C'mon man. People are not mind readers here. What is the salt and the consistency? What fluid is the salt dissolving into? What salt concentration do you want to achieve?

If you are just dissolving sodium chloride into water, there are plenty of brinemakers on the market.

Brinemaker brochure

Brine Tank
 
Bimr, I'm not asking people to be mind readers. The salt concentration is irrelevant. I'm just asking for mixing technique ideas that I may be unaware of that would help mix salt with distilled water. Zdas04 mentioned static mixing in the inlet pipe, and SandCounter mentioned fining the salt to increase surface area. These are excellent ideas and the type of ideas I'm looking for. We can't use COTS mixing tanks. I wish we could, as that would solve the problem immediately.
 
Salt is dissolved in water for regenerating water softener tanks. They simply use a open top plastic tank with a lid that is completely full of coarse salt or salt briquettes. Water is added at the top of the tank to keep the level constant and saturated salt water is drawn out of the bottom of the tank. Salt water is denser than water so there is almost no mixing occurring. The salt concentration just increases as the water flows down through the salt bed. You cannot get more efficient than that. This is what is shown in BIMR's second link.
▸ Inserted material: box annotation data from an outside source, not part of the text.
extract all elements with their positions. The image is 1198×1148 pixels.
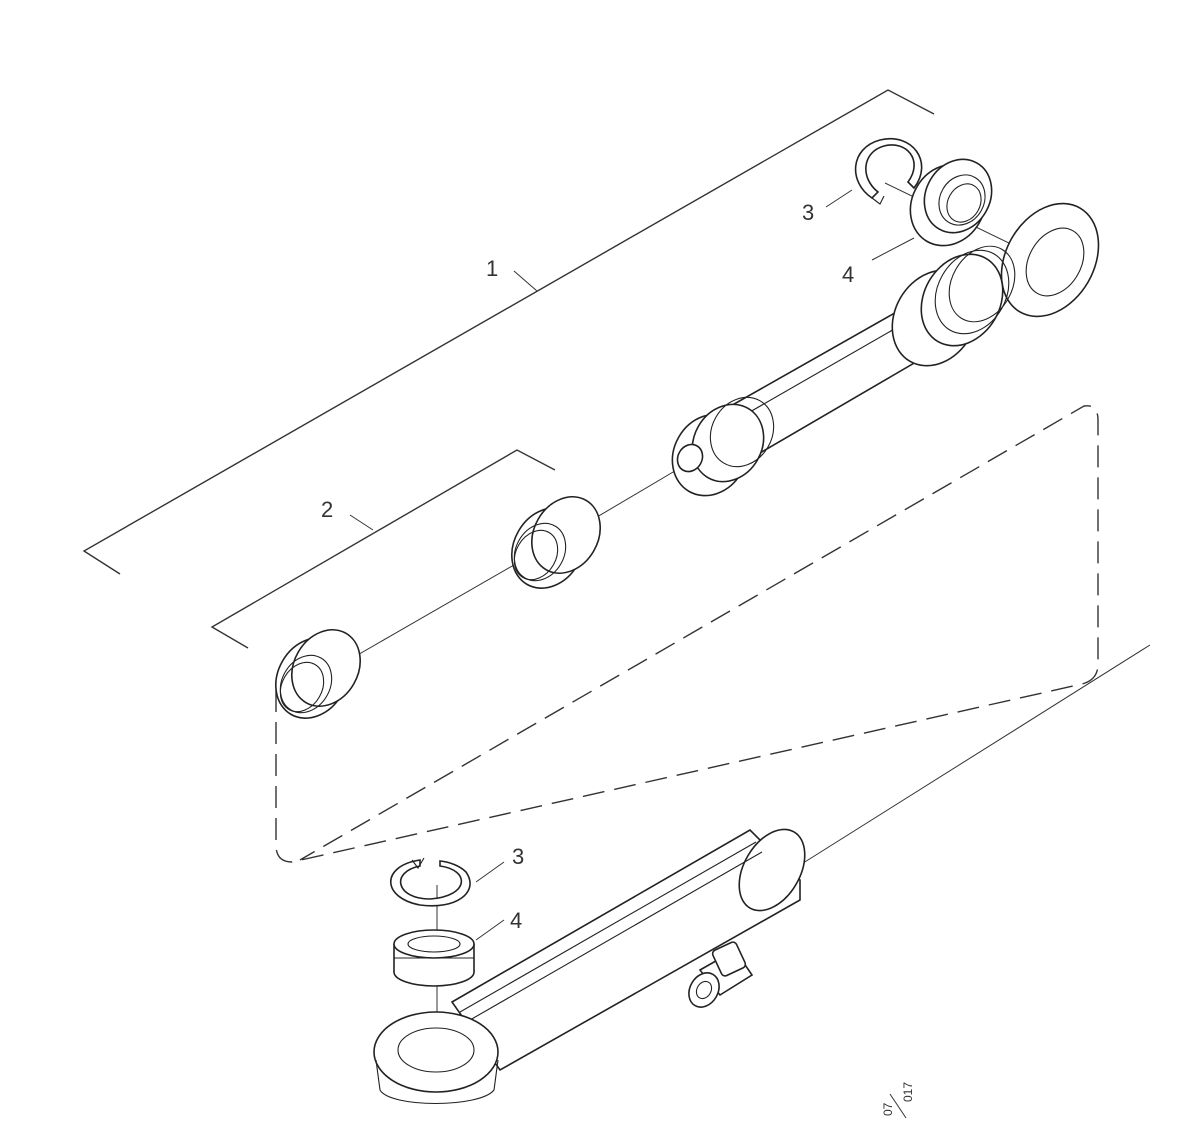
circlip-top [854, 137, 923, 205]
bracket-assembly-1 [82, 89, 935, 575]
document-reference: 07 017 [881, 1082, 915, 1119]
cylinder-barrel [450, 828, 806, 1072]
callout-1: 1 [486, 256, 498, 281]
circlip-bottom [390, 857, 471, 907]
callout-2: 2 [321, 497, 333, 522]
bearing-bottom [393, 929, 475, 987]
gland-head [891, 245, 1016, 367]
callout-4-bottom: 4 [510, 908, 522, 933]
bracket-seal-kit-2 [210, 449, 556, 649]
callout-3-bottom: 3 [512, 844, 524, 869]
bearing-top [909, 158, 993, 247]
callout-4-top: 4 [842, 262, 854, 287]
assembly-path-dashed [275, 405, 1099, 863]
hydraulic-port-fitting [688, 941, 754, 1008]
seal-ring-left [275, 629, 361, 719]
rod-end-eye-top [1000, 202, 1100, 318]
doc-ref-denominator: 017 [901, 1082, 915, 1102]
callout-3-top: 3 [802, 200, 814, 225]
seal-ring-middle [511, 496, 601, 589]
doc-ref-numerator: 07 [881, 1102, 895, 1116]
piston [671, 396, 775, 497]
rod-end-eye-bottom [373, 1011, 499, 1105]
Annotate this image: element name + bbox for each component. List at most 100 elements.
Are there additional process requirements that you have not told us about?
 
Put the salt hopper in the recirc loop, fill it with salt and seal the lid. The use the recirc pump to force water through the salt bed and back into the tank.
Use the finest salt that you can handle.
There is no water in the brine tank for my water softener. Every time it cycles it puts the correct amount of water into the salt, waits 2 hours, and then sucks it all out during regen.
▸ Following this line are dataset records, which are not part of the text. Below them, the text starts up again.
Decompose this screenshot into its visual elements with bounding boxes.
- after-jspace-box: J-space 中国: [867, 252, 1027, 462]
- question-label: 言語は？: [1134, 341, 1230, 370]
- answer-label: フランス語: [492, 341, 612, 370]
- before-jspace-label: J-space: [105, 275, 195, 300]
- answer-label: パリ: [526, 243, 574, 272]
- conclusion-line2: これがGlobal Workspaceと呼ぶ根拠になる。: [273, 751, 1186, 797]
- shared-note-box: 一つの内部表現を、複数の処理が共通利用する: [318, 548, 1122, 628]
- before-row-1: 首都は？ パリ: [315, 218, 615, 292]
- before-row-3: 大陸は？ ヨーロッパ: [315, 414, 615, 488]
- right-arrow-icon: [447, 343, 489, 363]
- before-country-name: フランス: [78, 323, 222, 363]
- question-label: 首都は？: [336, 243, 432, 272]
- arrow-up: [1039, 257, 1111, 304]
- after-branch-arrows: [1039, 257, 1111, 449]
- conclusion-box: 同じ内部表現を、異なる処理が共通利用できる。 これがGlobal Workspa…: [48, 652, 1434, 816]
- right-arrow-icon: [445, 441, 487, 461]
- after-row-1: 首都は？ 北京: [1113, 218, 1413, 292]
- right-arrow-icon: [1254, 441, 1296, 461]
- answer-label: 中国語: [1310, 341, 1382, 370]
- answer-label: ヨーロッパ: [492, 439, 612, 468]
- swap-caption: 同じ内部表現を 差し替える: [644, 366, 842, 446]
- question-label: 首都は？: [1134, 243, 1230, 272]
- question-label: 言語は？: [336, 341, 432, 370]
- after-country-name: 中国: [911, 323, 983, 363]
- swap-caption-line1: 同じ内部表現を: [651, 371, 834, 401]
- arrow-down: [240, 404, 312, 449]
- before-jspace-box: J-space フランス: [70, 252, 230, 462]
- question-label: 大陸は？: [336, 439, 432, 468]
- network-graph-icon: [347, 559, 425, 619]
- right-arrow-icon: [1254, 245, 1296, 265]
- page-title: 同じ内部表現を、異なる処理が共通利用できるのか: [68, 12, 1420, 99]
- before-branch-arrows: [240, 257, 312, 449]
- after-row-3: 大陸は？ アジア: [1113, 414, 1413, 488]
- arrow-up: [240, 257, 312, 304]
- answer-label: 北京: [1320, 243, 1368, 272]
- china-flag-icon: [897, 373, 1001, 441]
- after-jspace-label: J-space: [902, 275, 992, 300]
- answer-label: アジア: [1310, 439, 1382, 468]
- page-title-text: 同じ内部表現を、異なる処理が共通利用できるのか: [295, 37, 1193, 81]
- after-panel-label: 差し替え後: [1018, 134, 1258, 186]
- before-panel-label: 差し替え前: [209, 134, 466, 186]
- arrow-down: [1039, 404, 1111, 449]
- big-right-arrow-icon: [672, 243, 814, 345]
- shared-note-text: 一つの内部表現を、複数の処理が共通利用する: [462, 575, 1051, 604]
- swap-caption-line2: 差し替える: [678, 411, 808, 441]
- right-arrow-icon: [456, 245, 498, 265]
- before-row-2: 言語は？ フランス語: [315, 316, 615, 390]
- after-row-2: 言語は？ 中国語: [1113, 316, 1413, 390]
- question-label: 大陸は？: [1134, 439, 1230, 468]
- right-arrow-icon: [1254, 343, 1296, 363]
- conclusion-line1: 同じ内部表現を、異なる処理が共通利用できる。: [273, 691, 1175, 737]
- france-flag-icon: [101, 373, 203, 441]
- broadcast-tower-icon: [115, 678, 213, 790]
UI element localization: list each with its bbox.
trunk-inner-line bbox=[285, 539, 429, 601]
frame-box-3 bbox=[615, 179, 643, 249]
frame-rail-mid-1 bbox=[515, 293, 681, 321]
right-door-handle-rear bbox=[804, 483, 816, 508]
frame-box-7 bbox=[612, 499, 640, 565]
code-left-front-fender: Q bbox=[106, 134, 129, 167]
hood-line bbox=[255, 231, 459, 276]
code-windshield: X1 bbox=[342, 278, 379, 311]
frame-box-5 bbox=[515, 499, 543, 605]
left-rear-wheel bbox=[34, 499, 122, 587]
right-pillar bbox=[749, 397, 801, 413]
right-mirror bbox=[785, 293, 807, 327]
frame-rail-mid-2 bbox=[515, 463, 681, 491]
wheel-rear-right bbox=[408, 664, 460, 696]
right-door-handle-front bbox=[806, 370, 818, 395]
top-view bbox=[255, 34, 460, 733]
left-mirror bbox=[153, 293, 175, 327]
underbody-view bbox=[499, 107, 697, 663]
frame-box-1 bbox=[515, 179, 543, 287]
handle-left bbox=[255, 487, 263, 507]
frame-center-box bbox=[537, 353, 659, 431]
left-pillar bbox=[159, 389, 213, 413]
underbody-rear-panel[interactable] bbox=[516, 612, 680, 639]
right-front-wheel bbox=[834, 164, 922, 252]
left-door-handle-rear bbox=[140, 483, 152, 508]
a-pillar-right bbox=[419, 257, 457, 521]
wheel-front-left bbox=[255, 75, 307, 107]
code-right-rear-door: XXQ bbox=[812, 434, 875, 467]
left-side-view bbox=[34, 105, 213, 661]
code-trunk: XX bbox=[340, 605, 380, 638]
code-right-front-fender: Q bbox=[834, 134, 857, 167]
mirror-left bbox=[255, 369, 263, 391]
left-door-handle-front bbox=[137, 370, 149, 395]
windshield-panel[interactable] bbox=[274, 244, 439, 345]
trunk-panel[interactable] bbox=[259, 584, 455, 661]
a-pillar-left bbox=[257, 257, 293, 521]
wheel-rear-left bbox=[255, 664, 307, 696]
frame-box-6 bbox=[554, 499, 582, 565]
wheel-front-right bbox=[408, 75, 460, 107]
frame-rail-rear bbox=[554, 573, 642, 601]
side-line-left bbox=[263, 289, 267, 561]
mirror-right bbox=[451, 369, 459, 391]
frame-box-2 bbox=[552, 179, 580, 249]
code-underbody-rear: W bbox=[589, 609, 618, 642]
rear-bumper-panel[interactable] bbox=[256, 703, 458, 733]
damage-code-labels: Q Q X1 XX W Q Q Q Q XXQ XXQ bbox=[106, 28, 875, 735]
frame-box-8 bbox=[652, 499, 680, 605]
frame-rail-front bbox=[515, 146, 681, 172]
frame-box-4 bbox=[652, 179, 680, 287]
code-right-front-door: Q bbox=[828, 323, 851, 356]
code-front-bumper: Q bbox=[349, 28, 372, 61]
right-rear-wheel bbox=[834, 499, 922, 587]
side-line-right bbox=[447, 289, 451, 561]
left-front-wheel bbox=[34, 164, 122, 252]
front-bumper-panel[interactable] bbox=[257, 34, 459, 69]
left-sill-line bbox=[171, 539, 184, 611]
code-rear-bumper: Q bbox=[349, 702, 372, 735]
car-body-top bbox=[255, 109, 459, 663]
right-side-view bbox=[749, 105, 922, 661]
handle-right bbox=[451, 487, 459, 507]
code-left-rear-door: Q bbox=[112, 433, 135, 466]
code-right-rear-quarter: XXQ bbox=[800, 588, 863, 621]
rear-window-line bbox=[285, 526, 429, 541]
= = = = = = = = = = = = = = = = = = = =
P.E. Metallurgy, Plymouth Tube
 
The rate of dissolving salt depends on what salt you are trying to dissolve. Don't know how you expect someone to come up with a solution to your problem when you do not fully describe what you are trying to do. Otherwise, it is just a bar game of twenty questions.

Sodium chloride will reach saturation at 26% solution. For that reason, many users will use brinemakers. Brinemakers have a gravel bottom so that the excess salt solids above 26% solution are retained in the brining tank.

A 3' diameter brining tank will make up approximately 3.5 gallons per minute of brine. That would fill your tank in 150 gallon tank in about 40 minutes.
 
Refined salt, which is mostly NaCl will dissolve a lot quicker than unrefined sea salt, which contains MgCl2, bromides etc.

If this is a vertical vessel, add a hold down grating with a rigid metallic retaining gauze at the bottom, load in some small size inert ceramic balls to a depth of say 3-6inches (you could ask a column packing vendor like Norton for these) below the salt bed. That should stop the salt from carrying under into the pump suction.